Buying on bad news has been the route to riches for many famous investors.
The late philanthropist John Templeton, for instance, made a killing scooping up slumping shares in dozens of companies in 1939, and with borrowed money no less. Warren Buffett bought stocks during the bear market of 1974.
Then there is Prem Watsa of Canadian insurer Fairfax Financial. He bet against the S&P 500 while everyone was buying stocks in the late 1990s before the dot-com crash. More recently, he amassed insurance contracts that paid out on corporate defaults before the credit crisis. Fairfax stock has doubled in the past five years.
Of course, there have been plenty of examples of bold investors who got it wrong. One with mud on his face recently: Joseph Lewis, who put $1 billion into Bear Stearns before it collapsed.

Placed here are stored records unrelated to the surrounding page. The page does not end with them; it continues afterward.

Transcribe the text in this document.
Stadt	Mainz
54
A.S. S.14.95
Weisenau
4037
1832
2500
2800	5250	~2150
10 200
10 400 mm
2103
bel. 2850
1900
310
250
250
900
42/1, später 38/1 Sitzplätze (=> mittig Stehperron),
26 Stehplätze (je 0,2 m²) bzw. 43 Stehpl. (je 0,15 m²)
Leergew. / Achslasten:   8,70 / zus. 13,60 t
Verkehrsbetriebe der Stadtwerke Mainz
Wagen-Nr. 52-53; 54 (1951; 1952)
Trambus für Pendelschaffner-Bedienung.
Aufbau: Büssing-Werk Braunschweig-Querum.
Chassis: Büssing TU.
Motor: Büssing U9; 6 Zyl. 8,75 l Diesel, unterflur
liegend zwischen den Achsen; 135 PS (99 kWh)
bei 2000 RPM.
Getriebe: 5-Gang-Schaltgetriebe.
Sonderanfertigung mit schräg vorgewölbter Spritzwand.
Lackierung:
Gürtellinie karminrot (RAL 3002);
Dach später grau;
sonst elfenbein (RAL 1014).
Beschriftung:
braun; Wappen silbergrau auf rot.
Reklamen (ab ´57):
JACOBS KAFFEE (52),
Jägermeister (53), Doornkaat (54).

The question for Toyota investors: How much worse is the news going to get before it gets better?
Rebecca Lindland, an analyst at researcher IHS Global Insight, suspects a lot worse.
"This is a company used to accolades, not accusations," and it may not have faced up to all the problems with its cars, she says.
But Thorpe, the Toyota bull, thinks the wind is at the company's back. His bet is that recalls will be a "vague memory" in a few years. So does car retailer AutoNation CEO Mike Jackson, who said Thursday that he expects Toyota to quickly regain "most of the share that it lost" to competitors.
Thorpe's prediction: The company's U.S. shares, called American Depositary Receipts, will fetch at least $100 a piece in three to five years, up from a recent $74.60. If they rise that much in three years, investors buying now would see their money compound, before dividends, at a 10 percent annual rate.